A editora portuguesa Assírio & Alvim publicou um livro interessantíssimo de Vladimir Nabokov, “Opiniões Fortes” (377 páginas, tradução de Carlos Leite). Contém entrevista, textos críticos e comentários curtos e corrosivos sobre seus críticos.

Perguntam para o escritor: “Que opinião tem do chamado ‘novo romance’ em França?” Sua resposta: “Os grupos, os movimentos, as escolas de escrita e assim por diante não me interessam. Interessa-me apenas o artista individual. Esse ‘novo romance’ não existe realmente; mas existe um grande escritor francês, Robbe-Grillet; o seu trabalho é imitado grotescamente por uma quantidade de escribas banais a quem um falso rótulo serve comercialmente”.

Vladimir Nabokov 23

Comentário de Vladimir Nabokov sobre George Steiner: “O artigo do senhor Steiner (‘Extraterritorial’) assenta em sólidas abstracções e opacas generalizações. Alguns pontos podem ser destacados e devem ser corrigidos. Ele sobrestima absurdamente o domínio do francês de Oscar Wilde. É humano mas um pouco vulgar da sua parte repreender o meu Van Veen por escarnecer do meu ‘Lolita’ (o qual, numa forma transfigurada, magnanimamente transpus para um colega autor); seria mais sensato da sua parte ler ‘Ada’ com mais cuidado do que os atrasados mentais que justamente condena por rejeitarem como hermética a prosa límpida dum escritor. A uma informação errada devo fortemente opor-me: nunca pertenci à ‘haute bourgeoisie’ em que ele severamente me inclui (mais ou menos como aquele crítico marxista do meu ‘Na Outra Margem da Memória’ que classificou o meu pai como ‘plutocrata’ e ‘homem de negócio’!). Os Nabokov foram soldados e nobres rurais desde (pelo menos) o século XV”.
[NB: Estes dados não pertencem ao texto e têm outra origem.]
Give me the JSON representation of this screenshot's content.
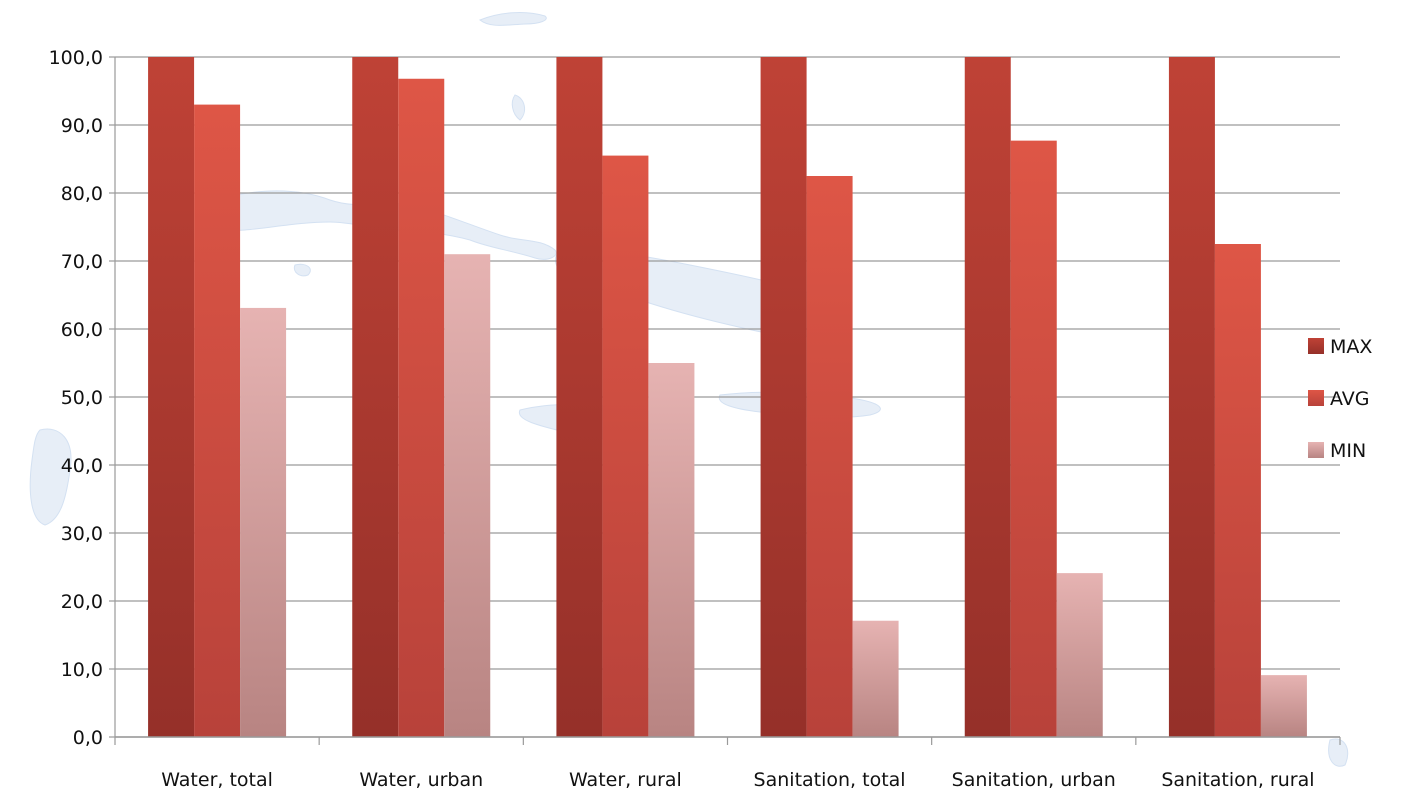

Numa entrevista, de 1972, fala de Boris Pasternak, poeta que ficou famoso pelo romance “Doutor Jivago”: “Qualquer russo inteligente veria imediatamente que o livro é pró-bolchevique e historicamente falso, quanto mais não seja por ignorar a Revolução Liberal da Primavera de 1917, ao mesmo tempo que põe o santo doutor a aceitar com alegria o ‘coup d’etat’ bolchevique sete meses mais tarde… tudo isto segue a linha do partido. Deixando de lado a política, considero o livro uma coisa triste, mal feita, trivial e melodramática, com situações de catálogo, advogados voluptuosos, raparigas incríveis e coincidências mais do que estafadas”.

O entrevistador (anônimo) pergunta: “Contudo tem uma opinião elevada de Pasternak como poeta lírico?” Sua réplica: “Sim, aplaudi ter ganho o Prêmio Nobel pela força do seu verso. No entanto, no ‘D. Jivago’, a prosa não está à altura da sua poesia. Aqui e ali, numa paisagem ou num sorriso, podem-se distinguir, talvez, leves ecos da sua voz poética, mas essas ‘fioriture’ ocasionais são insuficientes para salvar o seu romance da banalidade provinciana tão típica da literatura soviética dos últimos cinquenta anos. Essa ligação com a tradição soviética precisamente tornou caro o livro aos nossos leitores progressistas. Simpatizei profundamente com o calvário de Pasternak num Estado policial; contudo, nem as vulgaridades do estilo de ‘Jivago’ nem uma filosofia que procura refúgio num tipo doentiamente açucarado de cristianismo poderia alguma vez transformar essa simpatia em entusiasmo dum colega escritor”.